There’s a lot of hypocrisy and loose talk out there about the “fiscal cliff.” The term is misleading because it suggests that “jumping off” is something that precisely no one would want to do. But the financial and economic realities are more nuanced, as Matt Yglesias explains:

…the fiscal cliff itself is a policy to produce a downward trend in the ratio of federal debt to GDP over the medium term. Indeed, the main reason to think avoiding the cliff might be a good idea is fear that debt reduction would harm the economy…

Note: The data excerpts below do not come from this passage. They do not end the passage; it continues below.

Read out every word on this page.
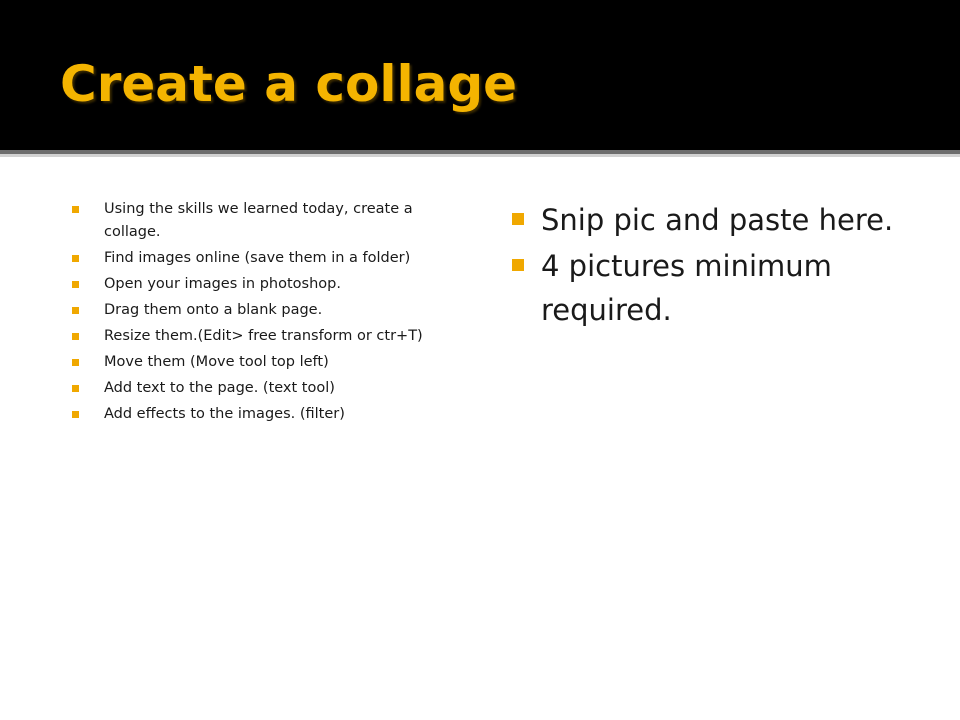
Create a collage
Using the skills we learned today, create a collage.
Find images online (save them in a folder)
Open your images in photoshop.
Drag them onto a blank page.
Resize them.(Edit> free transform or ctr+T)
Move them (Move tool top left)
Add text to the page. (text tool)
Add effects to the images. (filter)
Snip pic and paste here.
4 pictures minimum required.
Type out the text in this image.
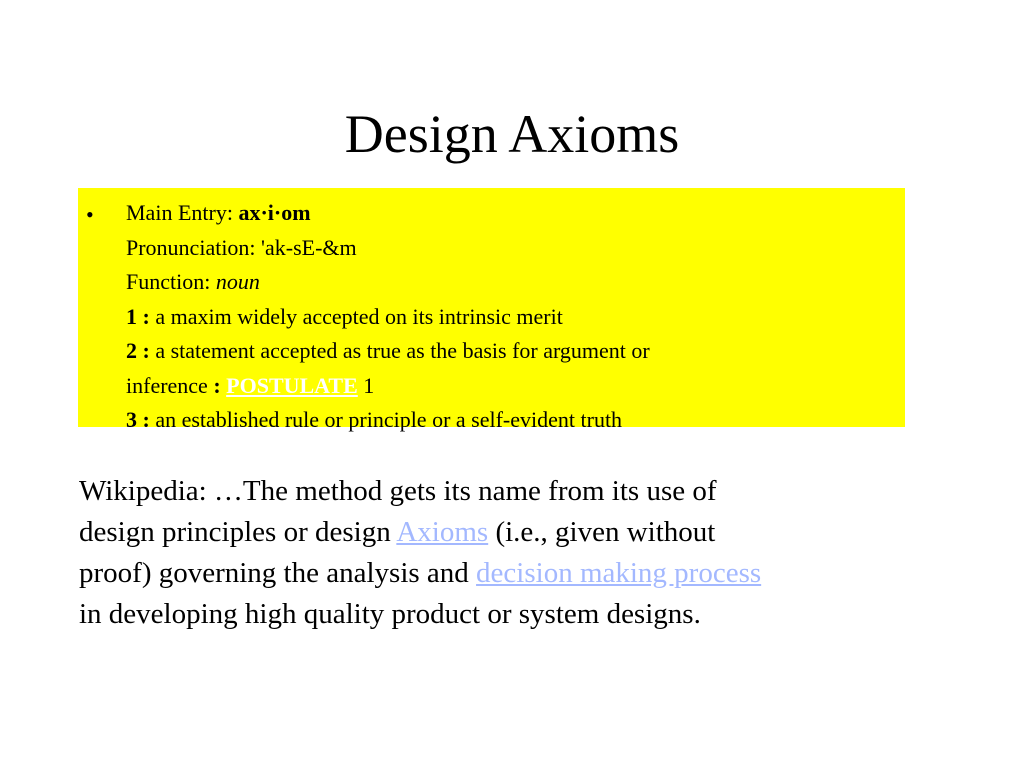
Design Axioms
• Main Entry: ax·i·om
Pronunciation: 'ak-sE-&m
Function: noun
1 : a maxim widely accepted on its intrinsic merit
2 : a statement accepted as true as the basis for argument or
inference : POSTULATE 1
3 : an established rule or principle or a self-evident truth
Wikipedia: …The method gets its name from its use of
design principles or design Axioms (i.e., given without
proof) governing the analysis and decision making process
in developing high quality product or system designs.
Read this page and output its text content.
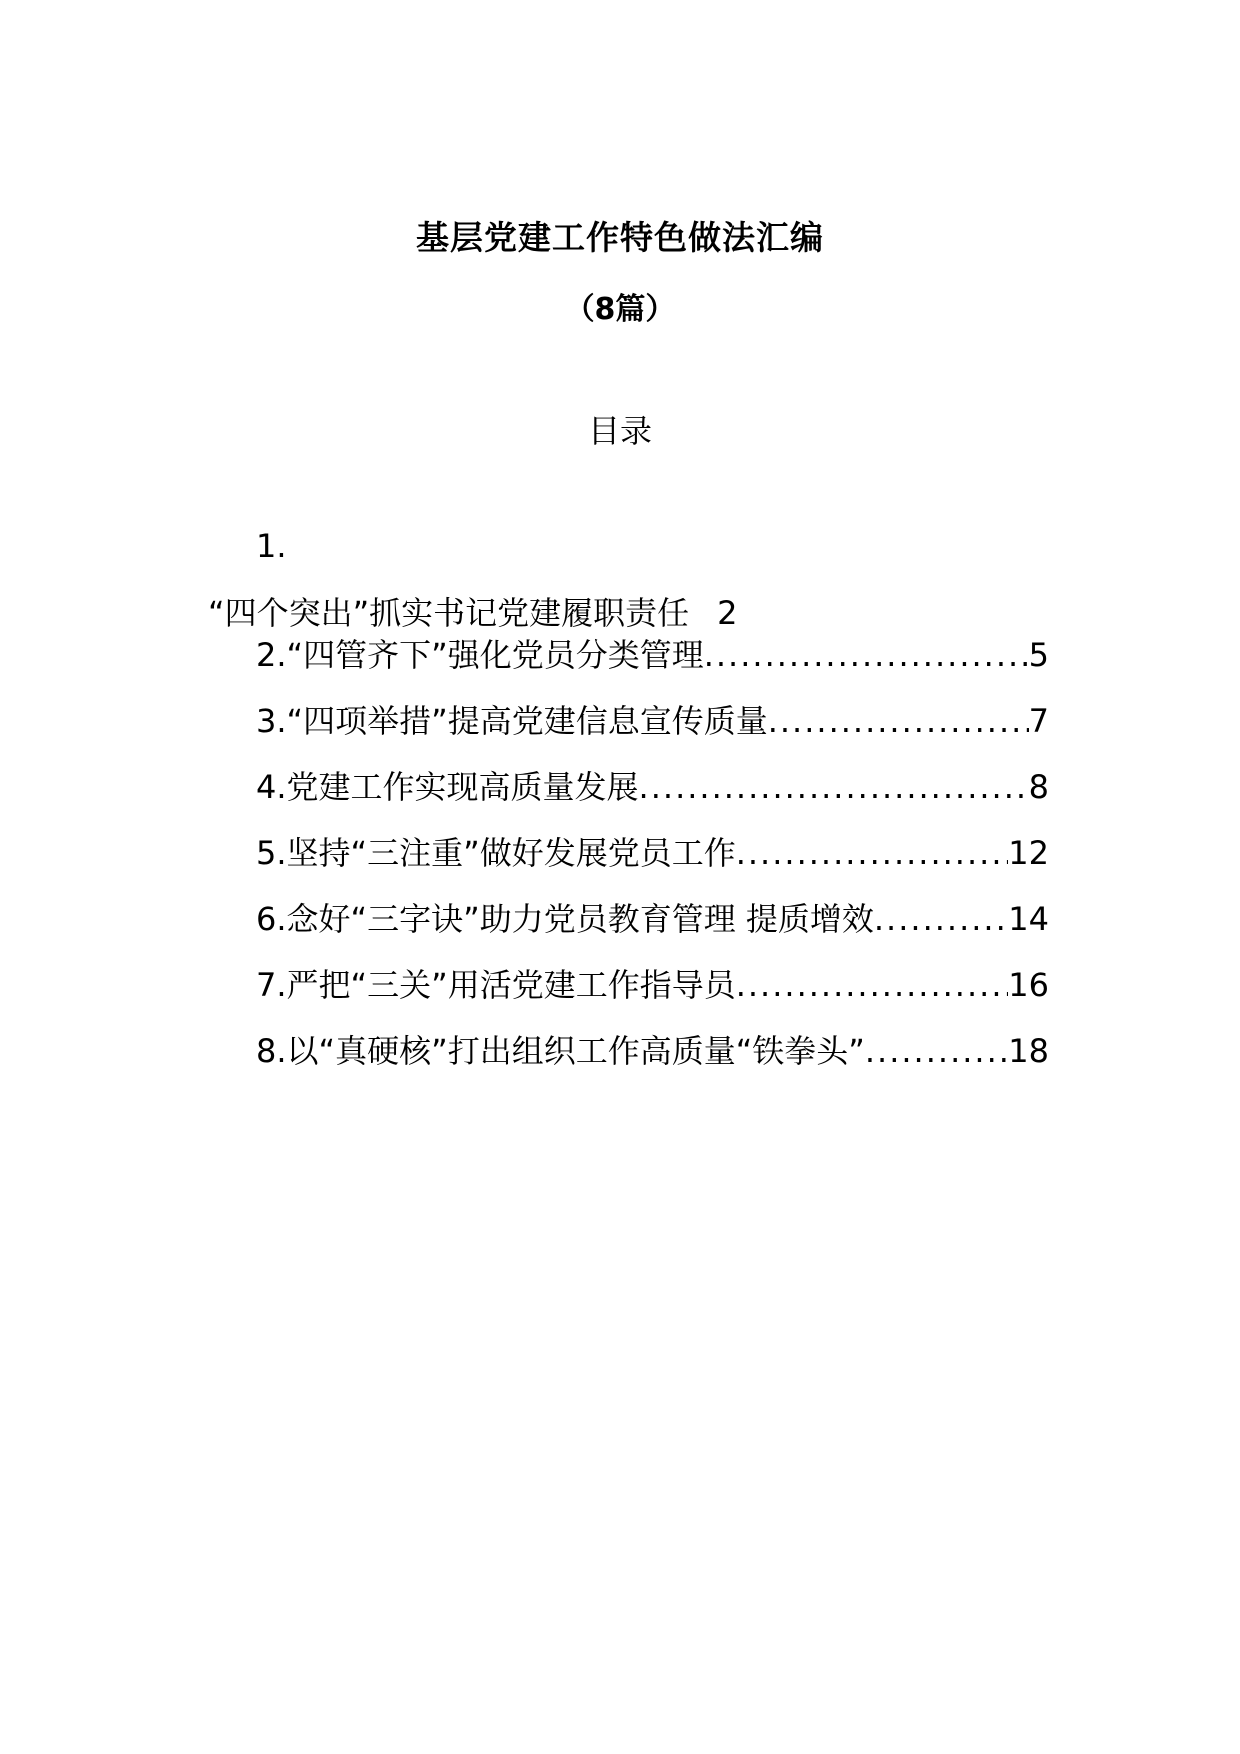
基层党建工作特色做法汇编
（8篇）
目录
1.
“四个突出”抓实书记党建履职责任 2
2.“四管齐下”强化党员分类管理 .....	5
3.“四项举措”提高党建信息宣传质量 .....	7
4.党建工作实现高质量发展 .....	8
5.坚持“三注重”做好发展党员工作 .....	12
6.念好“三字诀”助力党员教育管理 提质增效 .....	14
7.严把“三关”用活党建工作指导员 .....	16
8.以“真硬核”打出组织工作高质量“铁拳头” .....	18
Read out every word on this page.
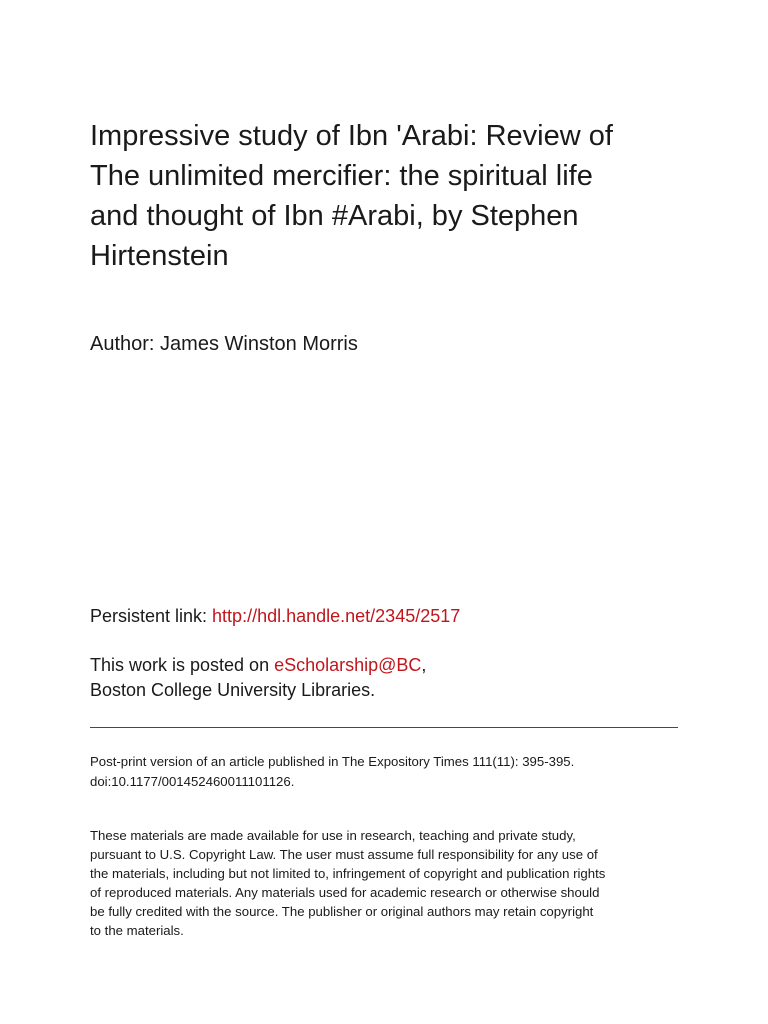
Impressive study of Ibn 'Arabi: Review of
The unlimited mercifier: the spiritual life
and thought of Ibn #Arabi, by Stephen
Hirtenstein
Author: James Winston Morris
Persistent link: http://hdl.handle.net/2345/2517
This work is posted on eScholarship@BC,
Boston College University Libraries.
Post-print version of an article published in The Expository Times 111(11): 395-395.
doi:10.1177/001452460011101126.
These materials are made available for use in research, teaching and private study,
pursuant to U.S. Copyright Law. The user must assume full responsibility for any use of
the materials, including but not limited to, infringement of copyright and publication rights
of reproduced materials. Any materials used for academic research or otherwise should
be fully credited with the source. The publisher or original authors may retain copyright
to the materials.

The cliff itself is really three separate things that are scheduled to occur roughly simultaneously. Part 1 is the expiration of the Bush tax cuts, which were originally scheduled to expire at the end of 2010 but were extended for two years during the last lame duck session. Part 2 is the expiration of the payroll tax cut that was enacted as part of the same deal. Part 3 is the implementation of spending cuts—half to defense, half to nondefense discretionary spending—that were agreed upon as a condition of raising the statutory debt ceiling. If Congress does nothing, these three factors will drive the budget deficit to less than 1 percent of GDP by 2018 and then stay below that level through 2022, at which point demographics and health care cost issues lead it to start rising again.

The benefits to the wealthy of avoiding the fiscal cliff are clear: the extension of some or all of the Bush tax cuts and the extension of the payroll tax cut. To be sure, these measures could also benefit the middle class, the working poor, small business owners and a whole range of other people, but it’s not as if avoiding the fiscal cliff will promote the shrinking of the debt-to-GDP ratio over the medium term, as the signatories of the letter claim. It might be good growth policy to avoid some or all of the fiscal cliff and it might help put more people back to work next year, but if your sole concern is shrinking the deficit over the next decade then you ought to be pumped about jumping off the cliff.